Minister of Justice
- In office 15 May 2023 – 25 October 2023
- President: Zuzana Čaputová
- Prime Minister: Ľudovít Ódor
- Preceded by: Viliam Karas
- Succeeded by: Boris Susko

Member of the National Council
- In office 8 July 2010 – 28 March 2012

Former Public Defender of Rights
- In office 28 March 2012 – 28 March 2017
- Preceded by: Pavel Kandráč
- Succeeded by: Mária Patakyová

Personal details
- Born: Jana Verčíková 2 June 1952 Žilina, Czechoslovakia
- Died: 7 May 2026 (aged 73)
- Party: SDKÚ-DS
- Children: 5
- Education: Comenius University
- Occupation: Lawyer, judge, politician

= Jana Dubovcová =

Slovak lawyer and politician (1952–2026)

Jana Dubovcová (22 June 1952 – 7 May 2026) was a Slovak lawyer and politician. From May to October 2023 she served as the Minister of Justice of Slovakia. She was a deputy Member of the National Council from 2010 to 2012.

== Background ==
Jana Dubovcová, née Jana Verčíková, was born on 22 June 1952 in Žilina. She studied law at the Comenius University, graduating in 1977.

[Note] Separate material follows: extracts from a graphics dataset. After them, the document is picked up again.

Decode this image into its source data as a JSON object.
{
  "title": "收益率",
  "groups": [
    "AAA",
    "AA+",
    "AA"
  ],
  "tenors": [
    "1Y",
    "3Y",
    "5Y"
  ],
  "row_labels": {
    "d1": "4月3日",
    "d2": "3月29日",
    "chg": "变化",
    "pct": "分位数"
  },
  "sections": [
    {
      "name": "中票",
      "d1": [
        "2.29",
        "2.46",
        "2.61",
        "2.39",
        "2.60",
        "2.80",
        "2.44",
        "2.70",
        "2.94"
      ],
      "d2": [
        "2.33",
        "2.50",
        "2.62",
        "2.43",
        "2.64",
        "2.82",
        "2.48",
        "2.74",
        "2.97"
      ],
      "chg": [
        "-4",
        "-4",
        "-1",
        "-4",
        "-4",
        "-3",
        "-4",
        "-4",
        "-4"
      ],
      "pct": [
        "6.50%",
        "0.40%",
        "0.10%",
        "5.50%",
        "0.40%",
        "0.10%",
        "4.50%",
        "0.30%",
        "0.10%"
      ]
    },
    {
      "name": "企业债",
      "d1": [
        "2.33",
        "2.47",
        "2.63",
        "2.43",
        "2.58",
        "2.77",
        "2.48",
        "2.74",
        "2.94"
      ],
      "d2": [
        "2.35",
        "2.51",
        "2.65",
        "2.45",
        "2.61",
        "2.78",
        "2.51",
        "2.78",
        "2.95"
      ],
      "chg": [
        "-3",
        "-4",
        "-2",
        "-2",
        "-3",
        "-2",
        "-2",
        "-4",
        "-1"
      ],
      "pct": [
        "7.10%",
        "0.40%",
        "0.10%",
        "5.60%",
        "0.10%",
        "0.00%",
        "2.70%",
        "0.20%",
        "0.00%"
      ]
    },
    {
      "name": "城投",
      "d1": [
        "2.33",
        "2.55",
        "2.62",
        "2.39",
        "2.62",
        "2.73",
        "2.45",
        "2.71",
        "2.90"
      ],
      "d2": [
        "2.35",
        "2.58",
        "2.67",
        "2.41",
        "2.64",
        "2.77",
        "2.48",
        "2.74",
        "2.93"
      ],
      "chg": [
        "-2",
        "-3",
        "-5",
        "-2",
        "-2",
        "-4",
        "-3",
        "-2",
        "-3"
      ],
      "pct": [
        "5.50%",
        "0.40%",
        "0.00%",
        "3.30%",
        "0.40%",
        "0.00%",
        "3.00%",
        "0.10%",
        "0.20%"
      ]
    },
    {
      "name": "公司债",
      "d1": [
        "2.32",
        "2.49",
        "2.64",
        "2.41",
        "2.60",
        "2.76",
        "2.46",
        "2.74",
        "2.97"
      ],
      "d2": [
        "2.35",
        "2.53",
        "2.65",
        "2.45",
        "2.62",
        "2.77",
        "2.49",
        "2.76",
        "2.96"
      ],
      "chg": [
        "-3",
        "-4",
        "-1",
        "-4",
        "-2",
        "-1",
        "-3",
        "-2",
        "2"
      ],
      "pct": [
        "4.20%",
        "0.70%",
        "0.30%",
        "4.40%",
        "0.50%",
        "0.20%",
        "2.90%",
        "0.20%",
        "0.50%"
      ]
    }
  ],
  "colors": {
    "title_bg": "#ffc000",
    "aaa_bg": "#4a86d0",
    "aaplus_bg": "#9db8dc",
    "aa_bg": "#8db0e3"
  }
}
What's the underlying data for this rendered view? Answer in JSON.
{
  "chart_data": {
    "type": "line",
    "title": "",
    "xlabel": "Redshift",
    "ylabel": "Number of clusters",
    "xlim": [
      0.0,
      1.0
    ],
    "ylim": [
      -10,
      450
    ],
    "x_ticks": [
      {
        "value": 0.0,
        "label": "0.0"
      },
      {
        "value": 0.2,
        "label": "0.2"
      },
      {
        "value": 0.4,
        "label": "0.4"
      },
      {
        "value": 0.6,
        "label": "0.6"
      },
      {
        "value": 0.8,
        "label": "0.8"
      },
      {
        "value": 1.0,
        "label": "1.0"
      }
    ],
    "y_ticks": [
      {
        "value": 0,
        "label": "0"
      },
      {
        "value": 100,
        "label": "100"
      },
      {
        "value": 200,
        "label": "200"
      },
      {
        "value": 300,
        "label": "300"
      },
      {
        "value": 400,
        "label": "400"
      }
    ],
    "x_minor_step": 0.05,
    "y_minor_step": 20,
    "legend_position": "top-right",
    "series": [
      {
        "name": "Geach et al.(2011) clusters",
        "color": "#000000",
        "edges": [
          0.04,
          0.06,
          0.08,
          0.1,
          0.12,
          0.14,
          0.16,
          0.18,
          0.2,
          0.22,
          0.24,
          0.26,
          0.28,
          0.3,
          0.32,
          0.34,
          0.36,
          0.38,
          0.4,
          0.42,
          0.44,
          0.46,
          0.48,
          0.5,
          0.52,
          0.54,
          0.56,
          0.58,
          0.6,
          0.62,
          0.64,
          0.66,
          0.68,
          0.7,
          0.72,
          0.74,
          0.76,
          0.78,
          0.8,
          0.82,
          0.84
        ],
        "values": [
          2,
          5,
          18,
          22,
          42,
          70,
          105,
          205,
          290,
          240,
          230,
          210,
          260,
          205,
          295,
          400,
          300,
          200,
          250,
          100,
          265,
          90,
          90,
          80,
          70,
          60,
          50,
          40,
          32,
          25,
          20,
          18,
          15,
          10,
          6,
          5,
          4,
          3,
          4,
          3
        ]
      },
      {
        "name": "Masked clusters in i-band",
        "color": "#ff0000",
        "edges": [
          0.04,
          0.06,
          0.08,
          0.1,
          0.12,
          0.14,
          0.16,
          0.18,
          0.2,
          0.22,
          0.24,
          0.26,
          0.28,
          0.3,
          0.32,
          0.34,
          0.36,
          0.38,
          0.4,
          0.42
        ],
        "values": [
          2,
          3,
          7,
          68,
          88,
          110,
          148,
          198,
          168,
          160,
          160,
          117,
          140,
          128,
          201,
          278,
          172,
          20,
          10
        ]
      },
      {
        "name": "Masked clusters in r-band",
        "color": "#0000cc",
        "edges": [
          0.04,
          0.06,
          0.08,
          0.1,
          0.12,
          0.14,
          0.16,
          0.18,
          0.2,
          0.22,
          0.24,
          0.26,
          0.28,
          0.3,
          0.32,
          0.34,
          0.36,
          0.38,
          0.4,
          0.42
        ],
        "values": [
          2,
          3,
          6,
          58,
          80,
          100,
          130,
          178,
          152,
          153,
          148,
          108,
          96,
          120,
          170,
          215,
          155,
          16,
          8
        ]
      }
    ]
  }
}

During her tenure as a judge she earned recognition from the Transparency International a champion of transparency, who was often critical of her fellow judges. Because of this, she faced accusations of politicizing the courts.

Dubovcová died on 7 May 2026, at the age of 73.

== Political career ==
In 2010 Slovak parliamentary election, she gained an MP seat on the list of Slovak Democratic and Christian Union – Democratic Party. She did not serve the entire term as on 28 March 2012 she was elected ombudsman.

As an ombudsman, Dubovcová became known for defending the rights of the Romani residents of Budulovská near the town of Moldava nad Bodvou, who were brutalized by the police. She also criticized the decrease of social transfers for the poor. For her activities as an ombudsman, she received the Human Rights Defender prize from the U.S. embassy.

In the 2020 Slovak parliamentary election Dubovcová ran on the joint list of Progressive Slovakia and SPOLU, which narrowly failed to pass the parliamentary representation threshold.

On 15 May 2023, president Zuzana Čaputová installed Dubovcová as the Minister of Justice in her technocratic government.